Pour éviter une grossière erreur,
J’essuie le charme.
Désormais si pauvre,
Infertile écueil,
Un impassible armé du sourire à toute épreuve,
Considérable souvenir de l’infinité du deuil.

Monde en carton

À nouveau, l’essence s’anime et s’aligne,
Tout se liera bientôt en ces lignes.
Le chaos quotidien s’éclipse
Pour une symphonie si subtile.
Les violons et le piano,
Le champ des oiseaux en leur sillon ;
Les voix d’anges planant au-dessus, si haut !
Chefs d’orchestre d’une ordonnée lamentation,
Divinement élégante de tension.

Dix minutes de méditation, céleste équilibre ;
Enfin libre. Probité de l’action ;
Et qui le sait pourchasse toujours cette poésie.
Oui, je ne le nie,
L’autonomie la génère sans permission.
En face : des ex-individus,
Perdus sans mère mission.
Aucune sincérité ne siègera jamais crue
En terre du démon.
Les masques ne trépassent
Qu’à l’arrêt pentu
De ce monde en carton.

Frôler le spectre

Cherche un partenaire qui accompagnera et soutiendra …
C’est sans doute mieux si on se croise juste ;
Priorité et préoccupations différentes des gens différant à ça ;
Prend garde, si tu le toises plus,
Tu te perdras dans la migraine de l’âme.

Si tu restes, il ne lui reste plus qu’à monologuer sur ses intérêts spéciaux,
Échec à mettre en place des relations avec les amateurs,
Oui, sérieux avantage loin des codes sociaux.
À tord, ou à raison, il n’aime pas les réunions d’agitateurs.
Solitude et tête-à-tête, seuls moyens pour se remettre des émotions.

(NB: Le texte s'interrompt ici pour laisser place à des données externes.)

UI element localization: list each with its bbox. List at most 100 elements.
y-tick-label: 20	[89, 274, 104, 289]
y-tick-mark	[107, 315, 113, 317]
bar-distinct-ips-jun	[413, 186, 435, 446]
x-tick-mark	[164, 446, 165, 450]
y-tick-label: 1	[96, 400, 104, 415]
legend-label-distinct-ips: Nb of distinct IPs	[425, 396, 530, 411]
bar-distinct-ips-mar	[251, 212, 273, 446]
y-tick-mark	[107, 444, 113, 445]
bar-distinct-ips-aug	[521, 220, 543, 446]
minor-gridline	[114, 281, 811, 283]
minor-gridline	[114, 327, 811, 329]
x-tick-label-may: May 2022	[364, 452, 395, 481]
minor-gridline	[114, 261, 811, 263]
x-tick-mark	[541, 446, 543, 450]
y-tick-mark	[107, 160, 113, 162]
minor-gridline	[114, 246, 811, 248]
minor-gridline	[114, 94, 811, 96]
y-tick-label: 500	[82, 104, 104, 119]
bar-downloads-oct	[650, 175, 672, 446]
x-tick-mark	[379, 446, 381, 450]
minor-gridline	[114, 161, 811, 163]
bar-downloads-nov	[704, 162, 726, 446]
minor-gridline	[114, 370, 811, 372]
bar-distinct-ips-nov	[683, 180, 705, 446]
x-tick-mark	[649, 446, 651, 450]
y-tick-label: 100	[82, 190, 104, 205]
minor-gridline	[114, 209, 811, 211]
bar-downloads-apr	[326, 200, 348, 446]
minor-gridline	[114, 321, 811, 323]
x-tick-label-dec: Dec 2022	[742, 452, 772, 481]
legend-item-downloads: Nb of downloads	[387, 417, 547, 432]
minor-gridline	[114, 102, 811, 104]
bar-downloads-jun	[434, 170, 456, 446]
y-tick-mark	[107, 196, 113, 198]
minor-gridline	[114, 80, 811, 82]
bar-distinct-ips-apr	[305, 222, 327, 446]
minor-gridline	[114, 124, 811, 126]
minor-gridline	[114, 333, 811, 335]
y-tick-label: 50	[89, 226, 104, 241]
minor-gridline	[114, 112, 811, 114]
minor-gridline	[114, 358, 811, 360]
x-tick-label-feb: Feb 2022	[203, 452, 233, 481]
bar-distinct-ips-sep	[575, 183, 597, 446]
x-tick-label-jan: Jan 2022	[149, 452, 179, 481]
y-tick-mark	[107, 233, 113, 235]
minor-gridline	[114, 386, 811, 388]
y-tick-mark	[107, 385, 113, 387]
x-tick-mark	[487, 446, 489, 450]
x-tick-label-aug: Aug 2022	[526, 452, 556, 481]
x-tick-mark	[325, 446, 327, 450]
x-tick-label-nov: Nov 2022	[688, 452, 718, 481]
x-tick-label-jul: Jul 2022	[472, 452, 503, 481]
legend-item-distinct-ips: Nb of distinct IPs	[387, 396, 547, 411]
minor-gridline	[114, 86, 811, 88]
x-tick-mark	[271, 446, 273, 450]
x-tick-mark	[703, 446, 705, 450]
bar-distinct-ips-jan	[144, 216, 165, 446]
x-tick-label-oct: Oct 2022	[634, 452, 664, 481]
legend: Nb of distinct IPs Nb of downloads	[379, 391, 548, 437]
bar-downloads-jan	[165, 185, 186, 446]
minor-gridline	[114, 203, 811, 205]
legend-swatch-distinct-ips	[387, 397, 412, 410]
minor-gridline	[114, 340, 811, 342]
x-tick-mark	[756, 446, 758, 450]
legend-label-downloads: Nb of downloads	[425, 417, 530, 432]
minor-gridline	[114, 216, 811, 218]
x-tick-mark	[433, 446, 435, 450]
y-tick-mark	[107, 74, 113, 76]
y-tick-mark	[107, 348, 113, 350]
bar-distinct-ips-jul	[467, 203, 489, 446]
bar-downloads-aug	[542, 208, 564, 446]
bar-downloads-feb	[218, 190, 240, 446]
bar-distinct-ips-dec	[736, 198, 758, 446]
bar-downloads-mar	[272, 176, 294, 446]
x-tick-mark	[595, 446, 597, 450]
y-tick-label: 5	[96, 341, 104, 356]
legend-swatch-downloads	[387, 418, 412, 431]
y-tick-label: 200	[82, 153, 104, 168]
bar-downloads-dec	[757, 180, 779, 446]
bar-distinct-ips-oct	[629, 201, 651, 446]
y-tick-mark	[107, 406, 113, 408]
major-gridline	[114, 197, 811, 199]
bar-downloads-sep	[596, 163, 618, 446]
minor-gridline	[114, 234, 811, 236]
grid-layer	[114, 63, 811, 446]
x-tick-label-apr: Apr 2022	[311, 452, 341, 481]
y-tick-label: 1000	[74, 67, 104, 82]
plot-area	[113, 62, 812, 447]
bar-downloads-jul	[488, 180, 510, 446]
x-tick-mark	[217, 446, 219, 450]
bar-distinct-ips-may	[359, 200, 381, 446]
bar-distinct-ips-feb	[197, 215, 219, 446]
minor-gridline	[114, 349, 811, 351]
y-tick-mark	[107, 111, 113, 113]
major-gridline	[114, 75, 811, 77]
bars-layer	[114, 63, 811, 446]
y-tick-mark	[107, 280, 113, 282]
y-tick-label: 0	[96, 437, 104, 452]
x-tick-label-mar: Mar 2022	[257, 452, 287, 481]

Drôle d’utilité des souvenirs de situations sociales passées,
Exploitées pour déterminer ce qu’il convient de faire ou de dire,
(Tout en se préparant au pire)
Désynchronisation de la conversation,
Erreur sociale en pleine manifestation,
Bientôt sortir devient une obligation.

Les problèmes ne surviennent que lorsqu’un autre rentre dans la pièce,
Plus à l’aise si l’intervention est brève,
Ou si l’objectif est déterminé ;
En attendant le moment où tu percevras la face voilée de la pièce,
Attention, la bête peut être relativement honnête.
Allégeance à la vérité, non à la fausse sensibilité

Des gens, envie d’hurler que ces conversations n’ont pas d’intérêt ;
Mais il doit se taire, il le sait.
Être en société est épuisant.
Échec cuisant, il va te planter là ;
C’est vraiment navrant, enfin juste pour toi,
Car pour lui, ce n’est pas méchant.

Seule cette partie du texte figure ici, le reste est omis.